Hukuk fakültesi mezunu olmayanlara idari hakim adaylığında sınırlama getirilmesi buda bir eleştiri konusuydu. Yani bu kadar çok hukukçunun olduğu bir yerde iktisat işletme veya kamu yönetimi mezunlarının idari yargı hakimi olması konusunda da belli bir sınırlama getirildi. İdari yargıda ön sınav getirildi. Bölge idari mahkemesi daireleri kararları arasında ki uyuşmazlığın 3 ay içinde karara bağlanması da getirildi. Mağdur haklarında güçlendirme var. İnternet sitelerine değil içeriğe engelleme geldi bu da önemli bir konuydu. Çünkü yanlış bir haberden dolayı sitenin tamamı engelleniyordu fakat artık sadece içerik engelleme gibi bir hak getirildi. Soruşturma açılmasında tutukluluk süreleri düşürüldü. Yargıda ki gecikmelerden kaynaklı uzun tutukluluk sürelerinin önüne geçilmesi hedefleniyor. Haber verme sınırını aşmayan açıklamaların suç olmaması buda önemli bir düzenlemedir. 3 yıl ile 6 yıl arasındaki hapis cezasında erteleme imkanı getirildi. Bunlar ilk pakette önümüze çıkan önemli başlıklardır.

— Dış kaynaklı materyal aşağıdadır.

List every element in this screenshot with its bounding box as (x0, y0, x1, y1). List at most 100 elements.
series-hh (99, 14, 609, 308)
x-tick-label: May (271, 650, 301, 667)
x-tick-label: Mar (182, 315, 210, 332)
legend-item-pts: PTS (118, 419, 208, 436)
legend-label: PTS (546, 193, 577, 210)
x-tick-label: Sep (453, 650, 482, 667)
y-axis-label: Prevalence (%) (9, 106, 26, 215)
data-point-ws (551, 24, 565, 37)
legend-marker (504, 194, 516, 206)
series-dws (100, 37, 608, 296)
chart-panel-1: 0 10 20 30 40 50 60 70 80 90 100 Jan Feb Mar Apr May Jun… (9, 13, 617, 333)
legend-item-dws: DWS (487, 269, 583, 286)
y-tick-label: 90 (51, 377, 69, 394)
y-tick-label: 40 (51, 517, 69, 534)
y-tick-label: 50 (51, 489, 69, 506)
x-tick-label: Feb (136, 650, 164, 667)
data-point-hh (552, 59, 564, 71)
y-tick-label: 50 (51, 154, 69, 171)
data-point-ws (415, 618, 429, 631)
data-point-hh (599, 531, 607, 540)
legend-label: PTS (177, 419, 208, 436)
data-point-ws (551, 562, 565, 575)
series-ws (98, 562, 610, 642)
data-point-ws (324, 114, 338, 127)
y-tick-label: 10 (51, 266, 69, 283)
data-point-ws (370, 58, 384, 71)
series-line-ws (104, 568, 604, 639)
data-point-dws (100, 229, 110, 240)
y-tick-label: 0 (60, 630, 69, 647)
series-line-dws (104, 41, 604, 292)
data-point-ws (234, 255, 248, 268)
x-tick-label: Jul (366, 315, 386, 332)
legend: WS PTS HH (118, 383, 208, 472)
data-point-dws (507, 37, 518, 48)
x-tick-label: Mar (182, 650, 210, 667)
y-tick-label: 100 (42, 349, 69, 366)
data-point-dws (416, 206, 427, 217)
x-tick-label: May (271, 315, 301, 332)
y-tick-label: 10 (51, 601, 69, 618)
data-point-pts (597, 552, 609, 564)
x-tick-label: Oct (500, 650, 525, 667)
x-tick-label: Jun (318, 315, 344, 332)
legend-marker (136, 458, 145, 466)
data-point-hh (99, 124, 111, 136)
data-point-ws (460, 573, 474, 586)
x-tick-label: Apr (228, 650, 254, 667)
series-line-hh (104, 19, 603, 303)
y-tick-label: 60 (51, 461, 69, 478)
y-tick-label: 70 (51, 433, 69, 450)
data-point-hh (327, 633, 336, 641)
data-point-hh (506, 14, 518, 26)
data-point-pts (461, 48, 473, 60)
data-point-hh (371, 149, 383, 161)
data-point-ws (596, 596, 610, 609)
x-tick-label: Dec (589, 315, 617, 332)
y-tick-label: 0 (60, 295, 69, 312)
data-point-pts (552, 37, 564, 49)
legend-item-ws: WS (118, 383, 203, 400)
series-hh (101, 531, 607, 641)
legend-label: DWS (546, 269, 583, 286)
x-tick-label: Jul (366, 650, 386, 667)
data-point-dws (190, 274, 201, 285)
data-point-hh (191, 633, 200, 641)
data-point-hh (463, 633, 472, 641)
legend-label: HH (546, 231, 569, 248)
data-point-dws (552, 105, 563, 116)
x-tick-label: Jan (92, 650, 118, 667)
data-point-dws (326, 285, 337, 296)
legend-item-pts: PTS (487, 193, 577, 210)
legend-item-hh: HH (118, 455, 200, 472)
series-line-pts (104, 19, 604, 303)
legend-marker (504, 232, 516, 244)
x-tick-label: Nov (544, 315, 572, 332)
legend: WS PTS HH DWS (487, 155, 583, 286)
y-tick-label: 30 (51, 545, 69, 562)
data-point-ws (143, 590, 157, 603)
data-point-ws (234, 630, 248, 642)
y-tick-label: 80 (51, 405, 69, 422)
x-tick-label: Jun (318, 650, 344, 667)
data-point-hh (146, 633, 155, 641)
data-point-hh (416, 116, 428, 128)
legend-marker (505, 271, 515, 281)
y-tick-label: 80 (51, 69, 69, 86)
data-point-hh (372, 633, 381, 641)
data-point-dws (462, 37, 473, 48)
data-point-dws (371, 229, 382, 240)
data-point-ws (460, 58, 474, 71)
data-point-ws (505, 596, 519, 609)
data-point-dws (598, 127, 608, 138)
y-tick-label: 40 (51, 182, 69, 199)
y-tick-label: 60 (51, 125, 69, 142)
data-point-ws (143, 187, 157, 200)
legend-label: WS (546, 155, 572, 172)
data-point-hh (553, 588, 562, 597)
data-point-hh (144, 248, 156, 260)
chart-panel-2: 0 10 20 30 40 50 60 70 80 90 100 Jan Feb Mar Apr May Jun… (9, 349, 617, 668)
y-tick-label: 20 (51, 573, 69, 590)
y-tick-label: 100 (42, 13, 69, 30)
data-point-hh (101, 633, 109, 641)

BAROLAR BİRLİĞİ BAŞKANI METİN FEVZİOĞLU’NUN BUGÜNKÜ DURUŞUNU NASIL DEĞERLENDİRİRSİNİZ?
Biz avukatlar yasama organında görev yapmıyoruz. İşin yargı kısmındayız. Bu noktada birlik başkanımız avukatlarımızın bir takım kazanımlarının elde edilmesi noktasında iktidar ile görüş alışverişinde bulunuyor. Burada Sayın Adalet Bakanımızın da avukatlık geçmişinin olması ve sorunları biliyor olması bizim için önemliydi. Bu anlamda bir uyum söz konusu oldu. Çözüm odaklı görüşmeler yapılması gündeme geldi. Bu duruş bir takım eleştirilere neden oldu ama biz bu davranışın olumlu olduğunu düşünüyoruz. Bu gibi konularda asıl çözümcü olan iktidardır. Hal böyle olunca birlik başkanımızın çalışmaları sırasında Adalet bakanı ile görüşmelerini devam ettirmesini doğal karşılıyoruz. Eksik kalan ve eleştirilen taraflar mutlaka olacaktır ama bunun önemli bir başlangıç olduğunu düşünüyorum. Bu konuyu sizlerin de takip ettiği üzere olağanüstü genel kurul gibi bir durum söz konusudur. 1136 sayılı Avukatlık kanunu uyarınca 10 Baronun yönetim kurulunun teklifi ile Barolar birliği olağanüstü genel kurullar götürmek zorunda. Yakın bir zamanda da 10 baroya ulaşıldı. O Baroların açıklamalarına baktığımız zaman bunun seçim gündemli olarak toplanılması noktasında, fakat yasa seçim gündemli olağanüstü genel kurula izin vermiyor. Şuan olağanüstü genel kurulunun mesleğimiz adına bir faydasının olacağı kanaatinde değilim. Seçim gündemli her ne kadar toplanılması istense de yasa gereği bu gerçekleştirilemiyor. Burada Sayın Birlik Başkanımıza bir takım noktalarda eleştiriler gelebilir, lakin bunu temsil noktasında bir duruma getirmek mesleğimize zarar vereceğini düşünüyorum. Şuan önemli bir süreçten geçiyoruz. Yargı reformunun birinci paketi geçti ve bunu da Sayın Birlik Başkanımızın ve Birlik Yönetim Kurulunun çok önemli çalışmaları var. Bu yasanın çok üzerinde duruyorlar ve şuan ikinci pakette çalışmalar devam ediyor. İvme kazanılan bir dönemdeyiz bununda kesintiye uğramaması gerekiyor. Olası bir olağanüstü bir genel kurulun tartışmaları arttıracağı düşüncesindeyiz.